Saturday, January 14, 2012

Impact of sovereign downgrades on bank capital

Last night's eurozone downgrade news from Standard and Poors was largely expected. Going forward however these downgrades may impact bank capital requirements for banks who hold sovereign debt. In particular for banks who use the Basle II standard model, the downgrades may increase risk weights for some sovereign bonds. A 100% risk weight means that a $100 holding (for minimum of 8% capital ratio) will require $8 in capital, while a 50% risk weight would require $4 in capital, and so on.
BIS (January 2001): The standardised approach is conceptually the same as the present Accord, but is more risk sensitive. The bank allocates a risk-weight to each of its assets and off-balance-sheet positions and produces a sum of risk-weighted asset values. A risk weight of 100% means that an exposure is included in the calculation of risk weighted assets at its full value, which translates into a capital charge equal to 8% of that value. Similarly, a risk weight of 20% results in a capital charge of 1.6% (i.e. one-fifth of 8%).

Individual risk weights currently depend on the broad category of borrower (i.e. sovereigns, banks or corporates). Under the new Accord, the risk weights are to be refined by reference to a rating provided by an external credit assessment institution (such as a rating agency) that meets strict standards.
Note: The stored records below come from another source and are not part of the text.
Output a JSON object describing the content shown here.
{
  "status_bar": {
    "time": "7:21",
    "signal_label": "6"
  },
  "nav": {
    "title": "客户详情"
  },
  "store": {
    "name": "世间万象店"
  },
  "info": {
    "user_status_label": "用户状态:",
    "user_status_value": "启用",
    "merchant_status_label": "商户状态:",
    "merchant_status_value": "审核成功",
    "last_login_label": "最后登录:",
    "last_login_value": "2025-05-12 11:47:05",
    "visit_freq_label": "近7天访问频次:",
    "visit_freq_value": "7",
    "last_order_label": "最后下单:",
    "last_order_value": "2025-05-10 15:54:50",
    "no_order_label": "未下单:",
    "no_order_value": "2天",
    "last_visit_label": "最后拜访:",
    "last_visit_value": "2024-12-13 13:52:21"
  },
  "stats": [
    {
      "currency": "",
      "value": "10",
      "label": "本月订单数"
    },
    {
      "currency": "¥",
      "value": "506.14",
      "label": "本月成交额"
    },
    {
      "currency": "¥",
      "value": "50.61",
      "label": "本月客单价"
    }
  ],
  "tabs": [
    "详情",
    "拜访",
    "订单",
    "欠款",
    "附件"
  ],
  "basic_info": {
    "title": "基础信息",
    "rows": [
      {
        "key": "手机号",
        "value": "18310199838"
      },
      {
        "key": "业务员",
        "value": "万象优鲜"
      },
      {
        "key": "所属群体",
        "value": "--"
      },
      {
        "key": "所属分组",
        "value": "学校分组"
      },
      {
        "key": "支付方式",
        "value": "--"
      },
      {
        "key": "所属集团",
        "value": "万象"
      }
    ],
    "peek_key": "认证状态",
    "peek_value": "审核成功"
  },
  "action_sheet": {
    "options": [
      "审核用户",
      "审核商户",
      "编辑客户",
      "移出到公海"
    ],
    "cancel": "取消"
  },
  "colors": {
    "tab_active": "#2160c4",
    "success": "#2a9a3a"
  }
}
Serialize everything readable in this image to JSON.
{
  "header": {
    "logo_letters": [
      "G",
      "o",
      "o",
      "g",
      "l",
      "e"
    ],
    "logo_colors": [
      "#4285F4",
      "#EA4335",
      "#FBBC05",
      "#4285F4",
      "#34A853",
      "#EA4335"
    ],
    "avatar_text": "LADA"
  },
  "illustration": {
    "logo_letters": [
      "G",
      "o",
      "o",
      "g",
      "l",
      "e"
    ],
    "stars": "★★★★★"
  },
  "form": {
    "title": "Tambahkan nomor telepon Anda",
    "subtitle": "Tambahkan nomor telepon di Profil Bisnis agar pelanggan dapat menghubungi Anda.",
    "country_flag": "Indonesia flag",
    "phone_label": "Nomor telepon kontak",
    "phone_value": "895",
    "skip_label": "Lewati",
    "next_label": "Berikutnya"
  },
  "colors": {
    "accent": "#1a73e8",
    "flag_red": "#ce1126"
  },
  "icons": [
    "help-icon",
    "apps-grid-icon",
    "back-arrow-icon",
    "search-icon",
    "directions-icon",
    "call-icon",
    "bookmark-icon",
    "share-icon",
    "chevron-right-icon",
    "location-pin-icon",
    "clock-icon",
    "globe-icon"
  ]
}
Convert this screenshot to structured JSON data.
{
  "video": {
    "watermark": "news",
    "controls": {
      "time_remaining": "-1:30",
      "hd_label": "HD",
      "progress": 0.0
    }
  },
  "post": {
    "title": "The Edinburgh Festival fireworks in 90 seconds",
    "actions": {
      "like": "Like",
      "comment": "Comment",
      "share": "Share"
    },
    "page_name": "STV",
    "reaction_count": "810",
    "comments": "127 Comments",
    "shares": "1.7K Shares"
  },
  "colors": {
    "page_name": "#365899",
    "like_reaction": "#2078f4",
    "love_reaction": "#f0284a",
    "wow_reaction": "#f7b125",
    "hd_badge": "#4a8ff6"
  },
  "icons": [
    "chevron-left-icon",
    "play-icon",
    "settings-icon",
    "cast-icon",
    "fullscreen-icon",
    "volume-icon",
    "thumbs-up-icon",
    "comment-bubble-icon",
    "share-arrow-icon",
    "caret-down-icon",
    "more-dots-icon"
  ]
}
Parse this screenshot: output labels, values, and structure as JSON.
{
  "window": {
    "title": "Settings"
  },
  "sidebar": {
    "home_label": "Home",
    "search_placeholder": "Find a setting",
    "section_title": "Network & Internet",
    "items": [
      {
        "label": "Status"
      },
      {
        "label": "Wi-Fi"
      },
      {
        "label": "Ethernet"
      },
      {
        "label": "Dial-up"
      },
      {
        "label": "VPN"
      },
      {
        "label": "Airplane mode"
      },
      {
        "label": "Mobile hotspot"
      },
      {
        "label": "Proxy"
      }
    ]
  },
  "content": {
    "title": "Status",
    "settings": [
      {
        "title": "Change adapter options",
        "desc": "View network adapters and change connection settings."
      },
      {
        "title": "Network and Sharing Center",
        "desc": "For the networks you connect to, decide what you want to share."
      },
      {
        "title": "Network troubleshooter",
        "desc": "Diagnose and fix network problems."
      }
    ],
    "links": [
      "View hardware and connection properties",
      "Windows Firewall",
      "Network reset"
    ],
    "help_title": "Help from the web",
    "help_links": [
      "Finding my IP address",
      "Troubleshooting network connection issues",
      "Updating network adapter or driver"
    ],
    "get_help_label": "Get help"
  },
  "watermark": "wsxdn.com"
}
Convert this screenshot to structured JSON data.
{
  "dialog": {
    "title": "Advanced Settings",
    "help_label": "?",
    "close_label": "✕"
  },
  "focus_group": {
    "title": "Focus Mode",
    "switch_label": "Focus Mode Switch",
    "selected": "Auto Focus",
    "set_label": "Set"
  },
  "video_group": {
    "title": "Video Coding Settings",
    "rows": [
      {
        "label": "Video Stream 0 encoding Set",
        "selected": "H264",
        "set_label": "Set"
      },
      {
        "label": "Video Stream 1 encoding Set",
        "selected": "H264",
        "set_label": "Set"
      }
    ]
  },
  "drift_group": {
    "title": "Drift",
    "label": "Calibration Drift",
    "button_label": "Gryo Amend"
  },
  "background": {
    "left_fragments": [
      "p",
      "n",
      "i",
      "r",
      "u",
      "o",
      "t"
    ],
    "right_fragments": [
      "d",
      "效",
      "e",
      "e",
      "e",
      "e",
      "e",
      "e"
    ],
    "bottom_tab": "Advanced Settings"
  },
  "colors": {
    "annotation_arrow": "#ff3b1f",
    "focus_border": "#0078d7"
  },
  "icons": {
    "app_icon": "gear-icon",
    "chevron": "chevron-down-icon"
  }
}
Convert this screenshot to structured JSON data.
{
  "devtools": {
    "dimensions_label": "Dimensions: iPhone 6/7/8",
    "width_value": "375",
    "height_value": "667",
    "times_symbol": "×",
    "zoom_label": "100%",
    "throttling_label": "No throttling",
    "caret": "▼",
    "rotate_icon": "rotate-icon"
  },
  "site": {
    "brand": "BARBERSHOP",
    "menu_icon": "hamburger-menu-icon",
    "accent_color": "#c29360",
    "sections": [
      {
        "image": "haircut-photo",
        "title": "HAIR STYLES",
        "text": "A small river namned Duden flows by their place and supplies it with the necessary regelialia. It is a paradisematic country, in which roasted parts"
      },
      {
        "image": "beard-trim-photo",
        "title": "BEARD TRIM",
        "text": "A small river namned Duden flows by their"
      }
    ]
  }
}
For example, for corporate lending, the existing Accord provides only one risk weight category of 100% but the new Accord will provide four categories (20%, 50%, 100% and 150%).
Basle II risk weights are determined using ratings - larger banks generate internal ratings while smaller banks tend to apply the "standard model".  Most regulators however expect to see some consistency between rating agency scores and ratings generated by internal models. Under these rules, the risk weights would change as follows:
  1. Spain and Slovenia bond holdings may get adjusted from zero risk weight to 20%. Where in the past no capital was required to hold these bonds, now 1.6% capital charge would be applied. Spanish bonds in particular may have an impact as they are widely held by EU banks (not just eurozone).
  2. Italy bond holdings may get adjusted from 20% risk weight to 50%. This could cause a material increase in capital requirements across the eurozone as well.  Capital charge would increase from 1.6% to 4%.
  3. Cyprus and Portugal bond holdings may get adjusted from 50% risk weight to 100%. This is the biggest capital adjustment (4% to 8%) as the ratings move from "investment grade" to "junk".  Fortunately Portugal's bonds do not constitute a substantial portion of EU bank sovereign bond holdings.
There should be no impact from the France downgrade because those bonds would still have a zero risk weight (as is the case with US treasuries).  Also it is important to note that these capital changes may or may not take place immediately.  Each nation's regulator may have a different interpretation of the rules when dealing with a downgrade by a single agency and not the others. But this move by S&P makes further downgrades by other rating agencies far more impactful because banks applying these capital rules would no longer be able to ignore them.